Look at the five Profile Drafts below which represent variations on a diamond motif. There are four sections in each draft which contain black squares the Profile Threading Draft, the Profile Tie-up of blocks, the Profile Treadling plan, and a Drawdown where blocks represent the pattern floats on a plain weave background.
It's easy to determine from a Profile Draft how many warp ends will be in a threading draft. Look again at Profile Draft I. There are nineteen threading blocks. Multiply nineteen blocks by three warp ends per block for a total of 57 warp ends. If this size is too narrow for the intended purpose of the fabric, a single unit threading block can be increased by a pair of warp ends so that there are five warp ends per block. For this increase, Block 1 is threaded 1-2-1-2-1; Block 2 is threaded 2-3-2-3-2; Block 3 is threaded 3-4-3-4-3; and Block 4 is threaded 4-1-4-1-4. Each additional pair of threads has been highlighted in red. This increases the number of warp ends by 60 percent to 95 warp ends. Blocks can also be reduced in size by subtracting a pair of warp ends in a block. In this case, three warp ends, reduced by a pair of ends, makes each threading block one warp end only. Block 1 is threaded on shaft 1, Block 2 on shaft 2, Block 3 on shaft 3, and Block 4 on shaft 4.
Notice there are five points in the Profile Threading of Draft I where the draft reverses its course - twice at Block 1 and three times at Block 4. These reversal points are called "turning points". These turning points are also places where a pair of warp ends can be added or subtracted to increase or decrease the overall size of the finished fabric.
In Profile Drafts III and IV, the center turning Block 4 is one unit in width. This implies that three warp ends are threaded on shafts 4-1-4. However, a single unit block can be increased by a pair of warp ends, enlarging the block from three to five ends; or it can be decreased by a pair of warp ends, reducing the size from three ends to a single end. In this case, a pair of extra ends has been added to the center turning Block 4 in Profile Drafts III and IV indicated by the red arrow.
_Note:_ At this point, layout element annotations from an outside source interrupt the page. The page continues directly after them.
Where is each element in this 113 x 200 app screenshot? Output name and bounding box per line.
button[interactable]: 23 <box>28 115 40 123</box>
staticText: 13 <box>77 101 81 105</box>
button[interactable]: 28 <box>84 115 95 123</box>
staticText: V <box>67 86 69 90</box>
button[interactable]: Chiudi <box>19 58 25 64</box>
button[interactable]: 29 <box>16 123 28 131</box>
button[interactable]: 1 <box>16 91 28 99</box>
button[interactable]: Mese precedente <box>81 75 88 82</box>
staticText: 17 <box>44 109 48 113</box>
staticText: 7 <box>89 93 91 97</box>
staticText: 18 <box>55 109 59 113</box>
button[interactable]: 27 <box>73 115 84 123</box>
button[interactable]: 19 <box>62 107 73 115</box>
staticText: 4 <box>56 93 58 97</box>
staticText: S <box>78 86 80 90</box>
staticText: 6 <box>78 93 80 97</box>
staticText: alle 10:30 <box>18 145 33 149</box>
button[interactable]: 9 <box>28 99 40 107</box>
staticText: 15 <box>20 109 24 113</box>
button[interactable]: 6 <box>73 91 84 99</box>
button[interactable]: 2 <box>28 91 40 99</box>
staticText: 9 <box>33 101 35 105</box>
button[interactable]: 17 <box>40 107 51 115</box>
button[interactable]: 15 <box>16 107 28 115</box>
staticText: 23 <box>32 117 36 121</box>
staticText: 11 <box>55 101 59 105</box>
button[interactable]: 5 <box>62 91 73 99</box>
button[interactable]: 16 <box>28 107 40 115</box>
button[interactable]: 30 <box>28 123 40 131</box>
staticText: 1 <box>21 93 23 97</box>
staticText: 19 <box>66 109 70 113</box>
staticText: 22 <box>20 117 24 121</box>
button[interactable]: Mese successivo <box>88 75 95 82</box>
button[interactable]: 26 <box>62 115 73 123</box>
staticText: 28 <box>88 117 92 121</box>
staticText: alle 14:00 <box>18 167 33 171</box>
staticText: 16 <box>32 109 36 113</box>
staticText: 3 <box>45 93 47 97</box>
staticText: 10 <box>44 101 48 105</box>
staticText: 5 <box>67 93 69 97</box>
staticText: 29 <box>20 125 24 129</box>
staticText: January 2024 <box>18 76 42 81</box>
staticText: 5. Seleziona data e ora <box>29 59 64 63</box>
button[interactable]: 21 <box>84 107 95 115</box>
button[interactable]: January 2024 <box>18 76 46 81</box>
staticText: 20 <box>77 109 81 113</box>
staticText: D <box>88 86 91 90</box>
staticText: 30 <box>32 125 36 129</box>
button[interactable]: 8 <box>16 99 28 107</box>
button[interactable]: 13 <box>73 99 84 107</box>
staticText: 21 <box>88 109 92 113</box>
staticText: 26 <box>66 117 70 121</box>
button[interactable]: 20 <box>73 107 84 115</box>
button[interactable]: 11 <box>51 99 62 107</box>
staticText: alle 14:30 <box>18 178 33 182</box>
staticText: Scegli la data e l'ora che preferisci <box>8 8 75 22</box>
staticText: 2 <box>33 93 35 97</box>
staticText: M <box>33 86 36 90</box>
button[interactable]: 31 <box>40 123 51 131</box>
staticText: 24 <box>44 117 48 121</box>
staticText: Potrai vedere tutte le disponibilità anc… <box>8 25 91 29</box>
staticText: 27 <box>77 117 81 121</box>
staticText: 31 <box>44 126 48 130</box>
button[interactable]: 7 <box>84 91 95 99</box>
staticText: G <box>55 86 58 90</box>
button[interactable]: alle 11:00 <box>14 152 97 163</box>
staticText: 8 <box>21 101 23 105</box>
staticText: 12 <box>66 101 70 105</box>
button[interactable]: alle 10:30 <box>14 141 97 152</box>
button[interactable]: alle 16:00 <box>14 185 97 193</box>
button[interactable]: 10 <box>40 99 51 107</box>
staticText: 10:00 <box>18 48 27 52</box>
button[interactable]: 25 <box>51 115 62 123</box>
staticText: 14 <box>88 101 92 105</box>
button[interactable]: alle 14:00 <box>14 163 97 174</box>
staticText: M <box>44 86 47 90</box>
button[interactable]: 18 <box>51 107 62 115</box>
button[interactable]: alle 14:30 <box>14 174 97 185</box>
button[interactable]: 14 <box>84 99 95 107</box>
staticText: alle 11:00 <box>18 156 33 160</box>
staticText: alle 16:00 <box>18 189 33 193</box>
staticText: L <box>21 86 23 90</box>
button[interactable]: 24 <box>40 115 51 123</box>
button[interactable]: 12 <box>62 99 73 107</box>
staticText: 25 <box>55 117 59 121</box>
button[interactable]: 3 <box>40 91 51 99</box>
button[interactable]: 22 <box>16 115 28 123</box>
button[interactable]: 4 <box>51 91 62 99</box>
Draft IV contains both double sized blocks and single unit blocks. Double sized blocks imply seven warp ends per block which can in turn be enlarged by a pair of threads to nine warp ends; or a double sized block of seven ends can be reduced by a pair of ends to five ends per block. This flexibility in block size allows the weaver the ability to customize the size of a draft to fit the requirements of a finished design.
In Draft IV, the double sized blocks have been reduced by a pair of warp ends, from seven to five threads. Since there are fourteen double sized blocks, this reduction in block size decreases the threading draft by a total of 28 ends. The single unit blocks still contain three warp ends per threading block with the exception of the center turning Block 4 which has a pair of ends added to make it five ends. The turning block is indicated by the red arrow.
A quadruple sized block for Block 1 will be 121 - 121 - 121 - 121. Add the missing shaft 2 between the warps threaded on shaft 1 and the correct threading for a quadruple sized block will be 15 ends 121 2 121 2 121 2 121. Again, a block can be reduced to 13 ends or increased to 17 ends depending on the length of float desired.